Смиренная поза, в которой он сидел, задела струны нежности в моем сердце. Неужели возможно, подумал я, чтобы этот бедный и необычный юноша натворил что-то нехорошее? Такой чистый мальчик, так серьезно задумывающийся о своих прегрешениях! Нет, наверное, его грехи — это обычные проступки, которые совершают молодые люди. Чистый вздор! Однако они считают себя до крайности несчастными и настойчиво ищут того, кто помог бы им снять с себя эту тяжесть и сумел принять их исповедь, чтобы получить отпущение грехов, уверив в милость Божью. «Ведь он еще ребенок, — подумал я, — почему бы мне не пожалеть его? Ему нужен кто-то, кто выслушает его и укрепит его веру…» И, обращаясь к нему, я произнес:
— Послушай, сын мой, ты можешь пойти исповедаться в одну из многочисленных церквей Антиохии.
— Туда не близкий путь, отец мой, и тамошние священники меня тоже знают.
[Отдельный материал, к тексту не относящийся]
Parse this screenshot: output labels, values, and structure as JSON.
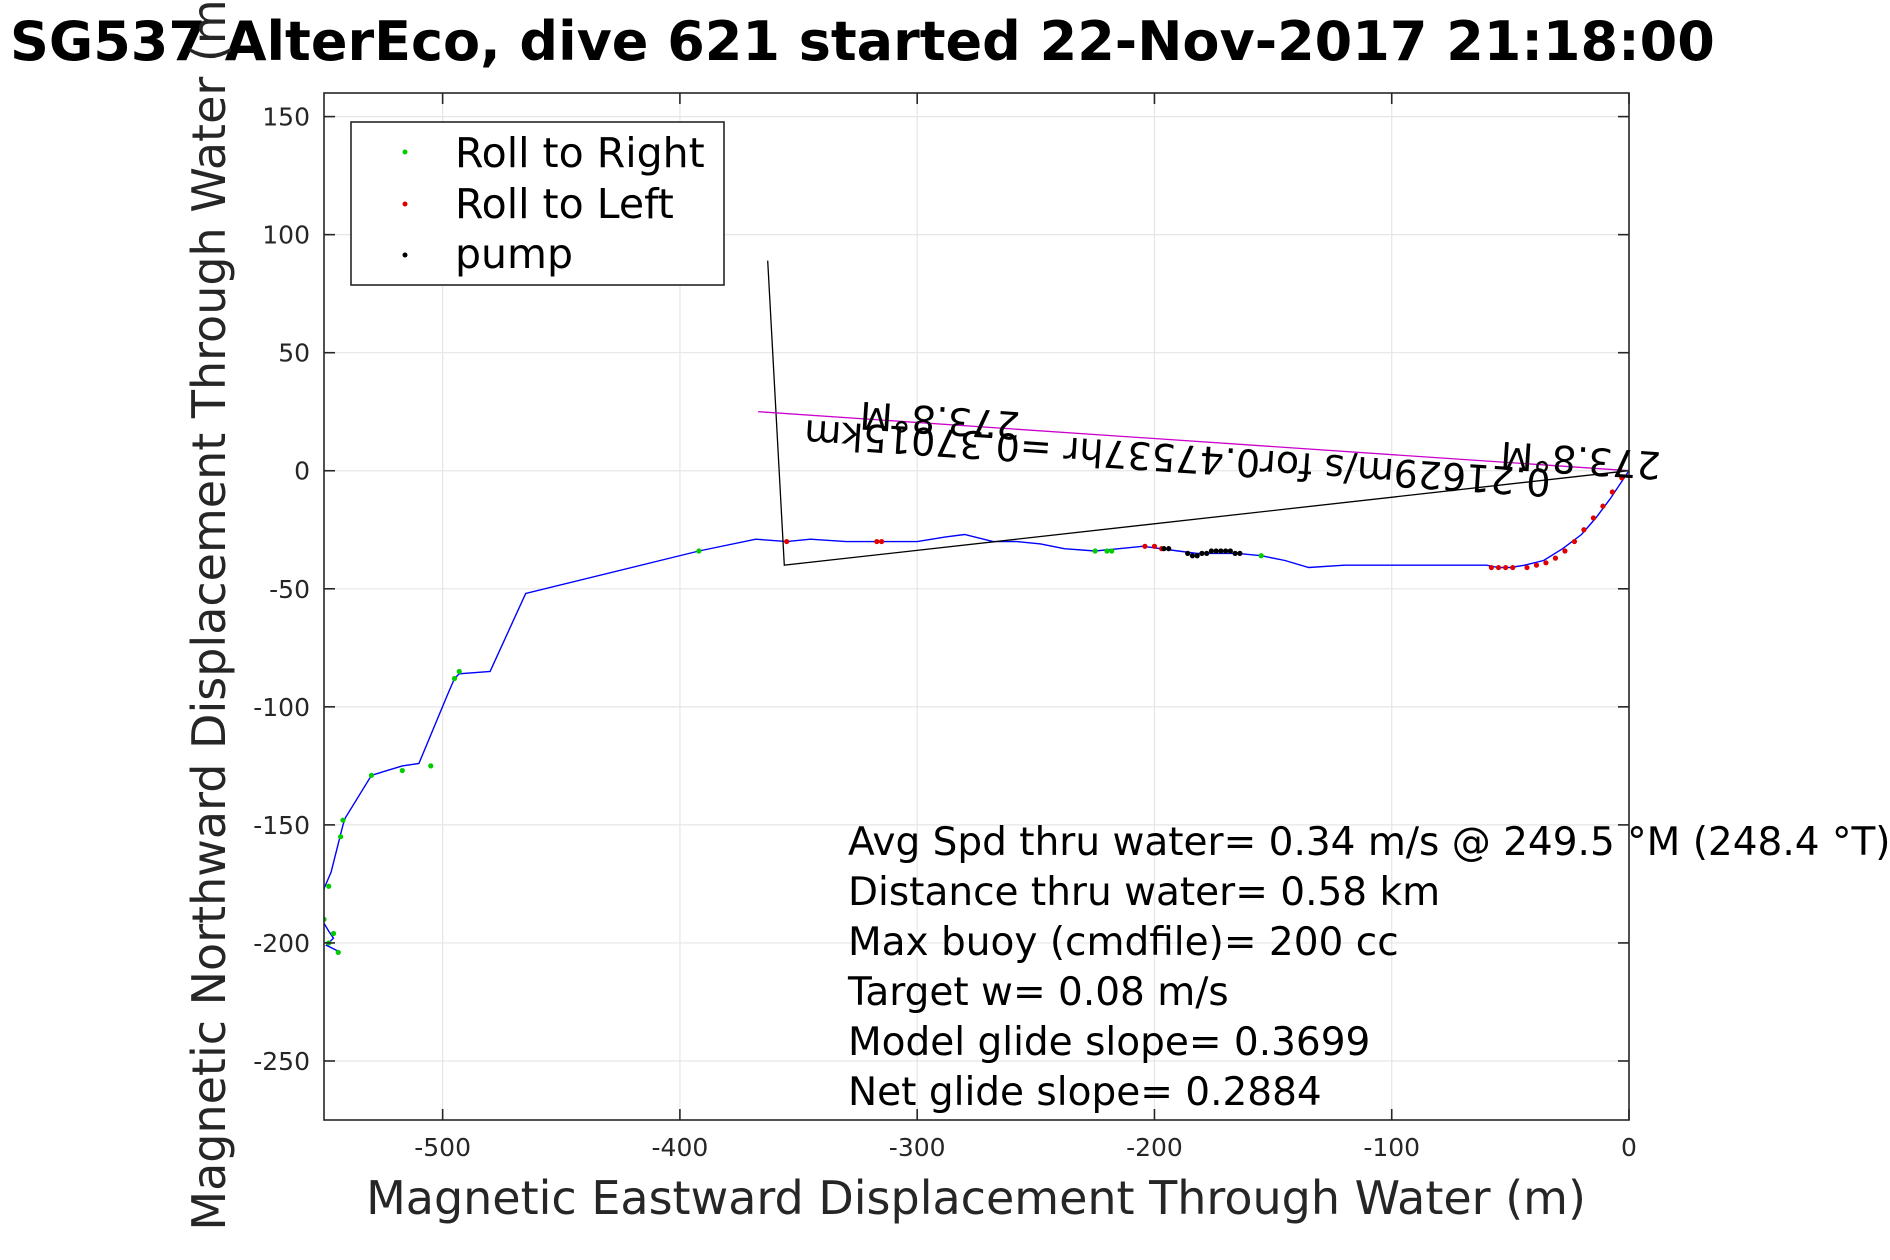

Я не думаю, что снова встречу тебя когда-нибудь, поэтому выслушай мою исповедь.
— Но сын мой…
— Я прошу тебя, добрый отец мой, прошу.
— Ну, говори, что у тебя.
Закрыв молитвенник и сдвинув клобук на лоб, я потупил взгляд, приготовившись принять первую и последнюю в своей жизни исповедь. Вряд ли я в силах описать сейчас все, что мне довелось выслушать тогда. Но я дал себе обет запечатлевать все, что происходило в действительности, хотя то, что рассказал мне этот юноша, оказалось верхом бесстыдства и неприличия. О существовании подобного я и помыслить не мог. Он исповедался мне в ужасных проступках, рассказав, что, едва достигнув половой зрелости, научился совокупляться с течными козами и часто по ночам уединялся, чтобы прижиматься к их бедрам и получать желаемое. Во время рассказа я не желал выказывать перед ним свое раздражение, а потому оставался сдержанным и сидел, уставившись в землю. Когда он замолчал, я повел свою речь, тщательно подбирая слова и во множестве цитируя Евангелие. Но он не дал мне договорить и признался еще в том, что его мать — сорокалетняя вдова — однажды ночью застала его за этим непристойным занятием, и ее сердце преисполнилось скорби из-за него. Она нещадно отругала его, а потом омыла водой его пах. После чего села на землю и горько разрыдалась, оплакивая нужду, в которой они оказались и которая не позволяет ему привести в дом жену.
— Но, сын мой, все бедные так или иначе обзаводятся семьями.
— Они не бедны так, как мы, отец мой, — сказал он, и из глаз его потекли слезы.